I caught sight of her. Standing next to Chris in the forest hill with me was Shiri Grimwolf, dressed in a black cloak. They stood before me, Chris holding her small hand. Seeing her here made my heart flutter. She’s come a long way. She was a newborn when I last held her in my arms. A baby. Brought into the world because of my inability to exercise self-control while in a rut.
If I had taken my drugs, the voices in my head wouldn’t have taken control of me to unexpectedly sleep with her mother. Impregnating her mother was one of the things I regret so much in my life. I wish I could turn back time.
Still, I don’t regret her birth.
“Shiri.” I smiled softly, feeling relieved she was alright. Her long red hair and bloody eyes, cute features were similar to mine. She will be a pretty woman when she grows up.
Shiri knelt down and bowed before me. “Thank you, Alpha Sihwa for-”
“Stand on your feet, Shiri. No need for the formalities.” I chuckled. She got up, slowly came up to me and hugged my waist. I patted her head with my black hand gloves on as always.
“I miss you so much, dad.” My other hand held her back.
“Ravenna would be proud.” Chris looked around the forest hills we stood on with a little smile on his face. “Do you think it is okay for her to live with Wendy in the clan? You haven’t seen her since she gave birth to your son.”
“Just don’t tell her she is my daughter.” I commented and wouldn’t take my eyes off Shiri. Her face buried inside my fur, black overcoat as she continued hugging me.
“She’s gonna know she’s Ravenna’s daughter.
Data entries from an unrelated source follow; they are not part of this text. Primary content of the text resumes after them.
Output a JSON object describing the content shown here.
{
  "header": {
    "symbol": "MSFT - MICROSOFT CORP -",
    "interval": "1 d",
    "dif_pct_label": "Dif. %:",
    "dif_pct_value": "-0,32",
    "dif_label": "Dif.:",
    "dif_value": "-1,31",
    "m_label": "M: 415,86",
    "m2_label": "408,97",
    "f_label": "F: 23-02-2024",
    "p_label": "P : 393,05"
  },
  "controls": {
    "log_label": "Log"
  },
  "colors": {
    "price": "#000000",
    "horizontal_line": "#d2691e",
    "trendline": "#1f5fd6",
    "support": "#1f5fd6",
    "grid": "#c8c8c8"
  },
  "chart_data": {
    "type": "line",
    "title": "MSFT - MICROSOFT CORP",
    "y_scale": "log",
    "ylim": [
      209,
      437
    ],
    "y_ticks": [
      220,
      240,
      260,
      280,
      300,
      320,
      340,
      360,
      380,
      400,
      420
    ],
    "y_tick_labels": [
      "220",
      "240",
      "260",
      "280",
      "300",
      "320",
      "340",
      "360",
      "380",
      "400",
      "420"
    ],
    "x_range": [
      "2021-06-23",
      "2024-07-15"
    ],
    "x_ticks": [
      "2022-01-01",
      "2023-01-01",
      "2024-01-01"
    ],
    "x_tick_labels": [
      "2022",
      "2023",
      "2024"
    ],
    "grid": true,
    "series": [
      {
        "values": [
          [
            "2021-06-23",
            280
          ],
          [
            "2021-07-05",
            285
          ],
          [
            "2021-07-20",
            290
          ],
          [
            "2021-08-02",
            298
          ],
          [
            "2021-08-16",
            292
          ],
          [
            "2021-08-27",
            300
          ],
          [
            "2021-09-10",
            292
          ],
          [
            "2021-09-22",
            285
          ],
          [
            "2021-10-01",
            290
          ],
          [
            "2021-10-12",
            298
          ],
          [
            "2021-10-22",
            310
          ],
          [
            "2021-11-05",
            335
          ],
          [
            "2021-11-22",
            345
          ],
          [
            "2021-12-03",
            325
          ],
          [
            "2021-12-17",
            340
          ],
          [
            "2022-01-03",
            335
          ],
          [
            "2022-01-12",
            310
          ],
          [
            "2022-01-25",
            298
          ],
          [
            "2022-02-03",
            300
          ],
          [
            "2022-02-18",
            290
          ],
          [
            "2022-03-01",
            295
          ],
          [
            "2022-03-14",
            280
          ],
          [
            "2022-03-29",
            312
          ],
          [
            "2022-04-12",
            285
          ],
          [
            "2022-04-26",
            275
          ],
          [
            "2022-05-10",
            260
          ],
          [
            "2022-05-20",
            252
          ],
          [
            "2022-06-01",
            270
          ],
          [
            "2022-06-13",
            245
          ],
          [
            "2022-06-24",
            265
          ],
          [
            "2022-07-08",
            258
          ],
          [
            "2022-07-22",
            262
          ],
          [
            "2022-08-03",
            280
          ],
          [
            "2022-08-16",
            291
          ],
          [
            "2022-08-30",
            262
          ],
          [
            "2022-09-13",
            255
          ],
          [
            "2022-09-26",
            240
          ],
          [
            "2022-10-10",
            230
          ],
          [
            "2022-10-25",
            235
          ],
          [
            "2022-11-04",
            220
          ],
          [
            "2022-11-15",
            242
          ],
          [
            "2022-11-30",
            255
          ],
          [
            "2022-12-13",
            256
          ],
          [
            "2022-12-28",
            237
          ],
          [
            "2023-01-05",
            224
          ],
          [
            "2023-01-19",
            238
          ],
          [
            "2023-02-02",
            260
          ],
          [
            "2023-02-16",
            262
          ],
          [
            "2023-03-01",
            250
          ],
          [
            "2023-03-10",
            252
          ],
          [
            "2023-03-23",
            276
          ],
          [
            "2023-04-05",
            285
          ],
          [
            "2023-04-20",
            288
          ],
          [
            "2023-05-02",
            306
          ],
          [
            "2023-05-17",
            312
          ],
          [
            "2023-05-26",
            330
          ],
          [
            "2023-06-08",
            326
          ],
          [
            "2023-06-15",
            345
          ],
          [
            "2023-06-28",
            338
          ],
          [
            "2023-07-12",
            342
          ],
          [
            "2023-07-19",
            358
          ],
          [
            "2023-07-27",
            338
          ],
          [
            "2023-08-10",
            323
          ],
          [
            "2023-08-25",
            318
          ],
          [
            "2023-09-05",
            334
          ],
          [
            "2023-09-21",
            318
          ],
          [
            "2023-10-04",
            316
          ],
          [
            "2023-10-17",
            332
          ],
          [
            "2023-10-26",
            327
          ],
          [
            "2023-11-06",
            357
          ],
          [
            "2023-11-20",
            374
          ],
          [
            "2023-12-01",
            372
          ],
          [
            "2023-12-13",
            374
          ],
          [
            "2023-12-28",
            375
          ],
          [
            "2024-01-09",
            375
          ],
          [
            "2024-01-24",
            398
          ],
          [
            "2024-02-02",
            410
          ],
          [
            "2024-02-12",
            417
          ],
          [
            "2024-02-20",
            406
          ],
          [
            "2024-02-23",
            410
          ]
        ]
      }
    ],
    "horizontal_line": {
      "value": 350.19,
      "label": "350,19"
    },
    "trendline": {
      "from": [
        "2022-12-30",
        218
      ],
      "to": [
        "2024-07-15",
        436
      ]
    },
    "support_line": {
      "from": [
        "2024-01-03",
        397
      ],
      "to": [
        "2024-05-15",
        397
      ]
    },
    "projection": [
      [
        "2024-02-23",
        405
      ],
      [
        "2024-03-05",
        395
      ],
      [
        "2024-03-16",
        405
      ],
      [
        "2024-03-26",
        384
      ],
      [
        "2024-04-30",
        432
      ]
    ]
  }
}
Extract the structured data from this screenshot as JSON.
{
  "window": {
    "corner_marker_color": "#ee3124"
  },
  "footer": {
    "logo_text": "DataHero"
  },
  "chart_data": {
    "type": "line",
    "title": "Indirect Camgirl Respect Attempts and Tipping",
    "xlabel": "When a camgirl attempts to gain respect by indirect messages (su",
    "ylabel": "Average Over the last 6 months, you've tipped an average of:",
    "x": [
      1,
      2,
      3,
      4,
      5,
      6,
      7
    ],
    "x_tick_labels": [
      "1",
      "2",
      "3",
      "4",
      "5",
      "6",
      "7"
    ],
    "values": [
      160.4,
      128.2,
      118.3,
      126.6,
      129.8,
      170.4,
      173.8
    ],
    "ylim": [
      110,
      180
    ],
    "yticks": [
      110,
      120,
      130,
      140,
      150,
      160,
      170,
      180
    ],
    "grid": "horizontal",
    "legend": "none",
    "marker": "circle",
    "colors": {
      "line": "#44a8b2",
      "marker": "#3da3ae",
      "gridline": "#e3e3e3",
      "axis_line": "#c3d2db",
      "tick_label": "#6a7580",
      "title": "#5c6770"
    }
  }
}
She has come across Ravenna before at the clan, remember?”
“Then, tell her who she is.”
“Sihwa, are you sure about this?”
“The Grimwolf clan is a strong fortress which I have built and taken care of over the years.” Shiri glanced up at me. “The clan is the only place she would feel safe. If anyone finds out who she is at the mosque, I hid her in. They will not miss the opportunity to make use of her. I’m popular among the society of werewolves, Chris. Don’t make me explain myself again.”
“Shiri is my niece, too, Sihwa.” Chris firmly stood his ground. “I care about her, too. I just want to make sure you are making the right decision.”
My thumbs held her chin as I went on. “Shiri is born out of incest due to the horrible mistake I made.”
“Sihwa, you are not supposed to-”
“I don’t want my bloodline repeating itself. Any sort of traditions and cultures, I burnt all of them down to the ground when I renamed the clan. My mother was born out of incest. My bloodline raped me and caged me up for years. I’m not normal. I have to take drugs to function. We all suffered the consequences and negligence of our parents’ actions. I’m not about to repeat the same mistake.” My eyes gaze settled on Chris. “Wendy can make the pack a better place. Shiva, Shiri and Shiraz can live together and look forward to a bright future. But I can’t look forward to a bright future. I’m stuck up in the past.”
“Sihwa-”
“Tell Wendy everything about me.” I instructed my elder brother and motioned Shiri to go meet Chris. She nods and runs along to Chris.
“Aren’t you supposed to do that yourself?” He frowned and closed her ears.
“No, she wouldn’t listen to me.” And that was the truth. “She would burn herself to keep me warm.”
Many moons ago, I had sneaked out of my clan on the day of the full moon, when I had an encounter with Wendy Nightshade. It felt so choking to stay up in my quarters and get guarded all day without seeing the daylight. Because of my fragile body, I hardly came outside and none of the members of the clan in my household would let me out of the pack in peace.
I was 25 years old when I met a 7 year old, Wendy at the side of the bridge that night. How did she get here, I wondered, after she bumped into me. Her dark purple hair and violet eyes held my gaze. Her innocent look and cute features amazed me. She is definitely Liam George’s daughter.
I recognized his scent on her. I will never forget the scent of someone who once saved my life. She was cute by the way. I walked past her, to walk around some more before going back to the pack. Once they notice I was missing, they will turn the pack upside down and I’m too bothered to try giving an explanation. Bloodshed is my way of talking to anyone nowadays.
Surprisingly, she wouldn’t let me go. She kept clinging onto me.